Под вечер мы часто скрывались в последний ряд одного из кинематографов на Невском, «Пикадилли» или «Паризиана».
Фильмовая техника несомненно шла вперед. Уже тогда, в 1915-ом году, были попытки усовершенствовать иллюзию внесением красок и звуков: морские волны, окрашенные в нездоровый синий цвет, бежали и разбивались об ультрамариновую скалу, в которой я со странным чувством узнавал Rocher de la Vierge (Скалу Пресвятой Девы (франц.)), Биарриц, прибой моего международного детства, и пока как белье полоскалось это море в синьке, специальная машина занималась звукоподражанием, издавая шипенье, которое почему-то никогда не могло остановиться одновременно с морской картиной, а всегда продолжалось еще две-три секунды, когда уже мигала следующая: бодренькие похороны под дождем в Париже или хилые оборванные военнопленные с подчеркнуто нарядными нашими молодцами, захватившими их.

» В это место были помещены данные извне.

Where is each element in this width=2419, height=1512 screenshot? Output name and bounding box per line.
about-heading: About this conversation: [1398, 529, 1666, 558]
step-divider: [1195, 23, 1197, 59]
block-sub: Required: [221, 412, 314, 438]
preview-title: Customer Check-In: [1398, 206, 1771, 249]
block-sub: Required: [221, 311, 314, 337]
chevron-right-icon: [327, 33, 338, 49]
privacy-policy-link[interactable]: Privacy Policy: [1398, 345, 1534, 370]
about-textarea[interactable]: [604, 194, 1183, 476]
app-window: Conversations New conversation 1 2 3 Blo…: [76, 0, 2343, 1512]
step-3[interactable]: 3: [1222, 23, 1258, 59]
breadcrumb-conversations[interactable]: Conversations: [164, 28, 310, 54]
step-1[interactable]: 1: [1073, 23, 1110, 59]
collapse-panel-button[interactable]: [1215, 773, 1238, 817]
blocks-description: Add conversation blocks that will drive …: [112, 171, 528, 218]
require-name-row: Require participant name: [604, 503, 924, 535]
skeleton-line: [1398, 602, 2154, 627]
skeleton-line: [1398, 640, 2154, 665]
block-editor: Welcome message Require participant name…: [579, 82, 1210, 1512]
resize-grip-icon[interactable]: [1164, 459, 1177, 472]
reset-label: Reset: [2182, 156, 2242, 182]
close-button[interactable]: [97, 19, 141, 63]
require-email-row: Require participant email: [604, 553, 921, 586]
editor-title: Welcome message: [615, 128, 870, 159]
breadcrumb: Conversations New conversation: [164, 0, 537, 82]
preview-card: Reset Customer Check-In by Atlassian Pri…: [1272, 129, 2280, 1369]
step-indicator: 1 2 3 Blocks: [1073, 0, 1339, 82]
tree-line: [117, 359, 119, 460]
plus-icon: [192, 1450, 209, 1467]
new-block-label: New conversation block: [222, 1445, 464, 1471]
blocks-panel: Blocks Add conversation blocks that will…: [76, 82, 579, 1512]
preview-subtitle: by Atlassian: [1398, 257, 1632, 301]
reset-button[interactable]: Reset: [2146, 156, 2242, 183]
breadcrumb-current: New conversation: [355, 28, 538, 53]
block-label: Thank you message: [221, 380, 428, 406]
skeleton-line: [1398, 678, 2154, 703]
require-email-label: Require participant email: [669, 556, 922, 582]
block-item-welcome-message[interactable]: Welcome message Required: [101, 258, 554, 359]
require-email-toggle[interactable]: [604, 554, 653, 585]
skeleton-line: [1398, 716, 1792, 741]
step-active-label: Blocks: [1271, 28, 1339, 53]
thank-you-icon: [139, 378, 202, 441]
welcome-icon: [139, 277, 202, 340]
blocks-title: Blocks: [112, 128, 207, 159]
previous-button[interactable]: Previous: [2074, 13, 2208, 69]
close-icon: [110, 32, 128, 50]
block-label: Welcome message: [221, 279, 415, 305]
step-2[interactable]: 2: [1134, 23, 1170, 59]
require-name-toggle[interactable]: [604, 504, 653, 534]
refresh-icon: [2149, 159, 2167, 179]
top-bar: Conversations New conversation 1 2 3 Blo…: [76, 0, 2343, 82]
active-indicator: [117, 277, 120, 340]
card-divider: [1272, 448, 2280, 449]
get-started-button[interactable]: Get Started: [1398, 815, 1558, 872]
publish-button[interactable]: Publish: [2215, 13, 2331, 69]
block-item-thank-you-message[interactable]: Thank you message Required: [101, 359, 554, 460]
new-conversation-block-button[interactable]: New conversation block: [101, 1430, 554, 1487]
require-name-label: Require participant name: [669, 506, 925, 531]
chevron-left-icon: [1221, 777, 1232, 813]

Довольно часто почему-то названием боевика служила целая цитата, вроде «Отцвели уж давно хризантемы в саду» или «И сердцем как куклой играя, он сердце как куклу разбил», или еще «Не.подходите к ней с вопросами» (причем начиналось с того, что двое слишком любознательных интеллигентов с накладными бородками вдруг вскакивали со скамьи на бульваре, имени Достоевского скорее чем Блока, и, жестикулируя, теснили какую-то испуганную даму, подходя к ней, значит, с вопросами).
В те годы у звезд женского пола были низкие лобики, роскошные брови, размашисто подведенные глаза. Одним из любимцев экрана был актер Мозжухин. Какое-то русское фильмовое общество приобрело нарядный загородный дом с белыми колоннами (несколько похожий на дядин, что трогало меня), и эта усадьба появлялась во всех картинах этого общества. По фотогеническому снегу " ней подъезжал на лихаче Мозжухин, в пальто с каракулевым воротником шалью, в каракулевом колпаке, и устремлял светло-стальной взгляд из темно-свинцовой глазницы на горящее окно, между тем как знаменитый желвачок играл у него под тесной кожей скулы.
Когда прошли холода, мы много блуждали лунными вечерами по классическим пустыням Петербурга. На просторе дивной площади беззвучно возникали перед нами разные зодческие призраки: я держусь лексикона, нравившегося мне тогда. Мы глядели вверх на гладкий гранит столпов, отполированных когда-то рабами, их вновь полировала луна, и они, медленно вращаясь над нами в полированной пустоте ночи, уплывали в вышину, чтобы там подпереть таинственные округлости собора. Мы останавливались как бы на самом краю, — словно то была бездна, а не высота, -грозных каменных громад, и в лилипутовом благоговении закидывали головы, встречая на пути все новые видения, -десяток атлантов и гигантскую урну у чугунной решетки, или тот столп, увенчанный черным ангелом, который в лунном сиянии безнадежно пытался дотянуться до подножья пушкинской строки.
Позднее, в редкие минуты уныния, Тамара говорила, что наша любовь как-то не справилась с той трудной петербургской порой и дала длинную тонкую трещину. В течение всех тех месяцев я не переставал писать стихи к ней, для нее, о ней — по две-три «пьески» в неделю; в 1916-ом году я напечатал сборник и был поражен, когда она мне указала, что большинство этих стихотворений — о разлуках и утратах, ибо странным образом начальные наши встречи в лирических аллеях, в деревенской глуши, под шорох листьев и шуршанье дождя, нам уже казались в ту беспризорную зиму невозвратным раем, а эта зима -изгнанием. Спешу добавить, что первая эта моя книжечка стихов была исключительно плохая, и никогда бы не следовало ее издавать. Ее по заслугам немедленно растерзали те немногие рецензенты, которые заметили ее. Директор Тенишевского Училища, В. В. Гиппиус, писавший (под псевдонимом Бестужев) стихи, мне тогда казавшиеся гениальными (да и теперь по спине проходит трепет от некоторых запомнившихся строк в его удивительной поэме о сыне), принес как-то экземпляр моего сборничка в класс и подробно его разнес при всеобщем, или почти всеобщем, смехе.